5. Bio Hazard and Radiation Hazard
A separate safety program for Bio Hazardous materials (or samples) and Radioactive materials must be evolved. Safe storage and handling of these substances require specific equipment, and the users must be well trained about their safety aspects. Laminar Airflow Benches, Biological Safety Cabinets (conforming to standards) must be used as needed. User training, maintenance, and testing of this equipment are of critical importance. Here the role of PPEs is critical. For Radioactive material, separate and designated fume hoods are used. These need to be critically maintained with emphasis on specific PPEs for the user.
6. Fire and Rescue
Research Labs, by their nature, are fire-prone. Handling solvents, flammable chemicals, and rarely explosive material have the potential to initiate and propagate fire. Particulate matter, by itself, might appear harmless, but if a cloud of such matter forms, it could turn explosive. Some ducting material such as FRP might help spread the fire to other areas. In modern Research Labs, Fire Seals/ Fire Isolators are used within the ducting network. These may not be able to stop the spread of fire altogether, however, they delay such occurrences so that rescue of personnel can be ensured. An emergency evacuation program must be in place and all users must be well trained on it. Training on the correct use of Fire Extinguishers is critical, as also the refilling of extinguishers with the expiry date marked.
7. Layout obstructions and reconfiguration
A good amount of detailing is done by designers and engineers so that there is no clutter and enough evacuation spaces in modern research labs. Some layouts are even reconfigurable to some extent. This approach accommodates newer setups and new equipment. However, in existing labs sharp furniture corners, narrow spaces, clutter, and equipment density, might pose additional risks of injury and evacuation challenges. Layout changes could be made to mitigate such risks.

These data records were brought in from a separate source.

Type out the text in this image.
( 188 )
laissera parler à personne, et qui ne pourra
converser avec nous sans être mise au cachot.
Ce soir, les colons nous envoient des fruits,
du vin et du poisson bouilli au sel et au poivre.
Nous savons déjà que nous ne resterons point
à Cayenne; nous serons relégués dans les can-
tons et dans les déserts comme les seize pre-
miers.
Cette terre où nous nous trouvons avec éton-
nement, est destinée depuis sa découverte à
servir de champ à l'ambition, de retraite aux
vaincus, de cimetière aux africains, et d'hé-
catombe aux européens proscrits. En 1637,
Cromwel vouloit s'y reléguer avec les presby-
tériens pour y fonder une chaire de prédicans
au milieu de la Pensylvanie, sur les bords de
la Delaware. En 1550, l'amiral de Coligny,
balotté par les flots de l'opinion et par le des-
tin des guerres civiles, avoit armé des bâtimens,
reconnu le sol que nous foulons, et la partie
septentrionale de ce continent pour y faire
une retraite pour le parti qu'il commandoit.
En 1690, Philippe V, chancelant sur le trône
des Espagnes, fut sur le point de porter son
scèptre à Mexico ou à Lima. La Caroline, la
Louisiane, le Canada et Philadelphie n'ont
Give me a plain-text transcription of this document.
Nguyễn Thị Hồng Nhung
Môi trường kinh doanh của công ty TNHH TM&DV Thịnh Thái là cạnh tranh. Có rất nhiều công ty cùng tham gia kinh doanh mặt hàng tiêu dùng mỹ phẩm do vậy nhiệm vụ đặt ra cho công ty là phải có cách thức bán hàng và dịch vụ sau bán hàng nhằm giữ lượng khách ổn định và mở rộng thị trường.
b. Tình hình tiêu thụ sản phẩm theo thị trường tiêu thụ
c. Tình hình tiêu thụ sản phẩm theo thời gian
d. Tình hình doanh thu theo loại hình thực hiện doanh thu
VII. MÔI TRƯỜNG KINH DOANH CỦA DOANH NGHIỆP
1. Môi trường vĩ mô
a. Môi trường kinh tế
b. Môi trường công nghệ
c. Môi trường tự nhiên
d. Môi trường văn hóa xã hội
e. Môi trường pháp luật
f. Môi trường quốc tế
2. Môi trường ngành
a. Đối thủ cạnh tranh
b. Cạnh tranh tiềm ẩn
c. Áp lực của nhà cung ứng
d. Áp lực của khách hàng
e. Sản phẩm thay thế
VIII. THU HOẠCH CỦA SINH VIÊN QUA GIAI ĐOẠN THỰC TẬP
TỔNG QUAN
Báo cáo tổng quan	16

8. Hazardous user habits and behavioral discipline
As our society strives for newer solutions to existing and novel problems, a lot of pressure befall the research community. There is the pressure of time, process adherence, and data reporting on a scientist. She is always surrounded by complex materials, equipment, and systems. Each of these components of the Lab Ecosystem demands individual and collective attention. It is likely that under such circumstances, some critical precautions may be overlooked. Some common undesirable habits are bad housekeeping and clutter in the lab spaces, stuffing the storage below lab benches with all kinds of stuff including personal belongings, eating food in the lab, incorrect or not using PPEs, not keeping fume hood sash closed (or at safe working height), using ovens at wrong places, checking whether a fume hood is working by holding a strip of paper in it and neglecting the issue of smell in the lab are just a few. Thankfully, all such habits can be easily amended by proper training and involvement in the safety program. It is worth repeating that reorientation training at regular intervals goes a long way into inculcating safety culture among users.
9. Holistic Approach to Safety
Scientists are the greatest asset of modern research labs. They are a precious resource not only to their organization but also to the country. The safety and well-being of scientists should therefore extend outside the labs also. Refresher courses in safe driving, Safety at home, emotional wellbeing, personal health & hygiene, Wok-Life Balance, etc. may go a long way. The good part is that scientists are always open to new ideas and ready to learn something new. They have the attitude but tools must be provided by their organization. This will lead to the building of a shared safety attitude and culture in a research organization.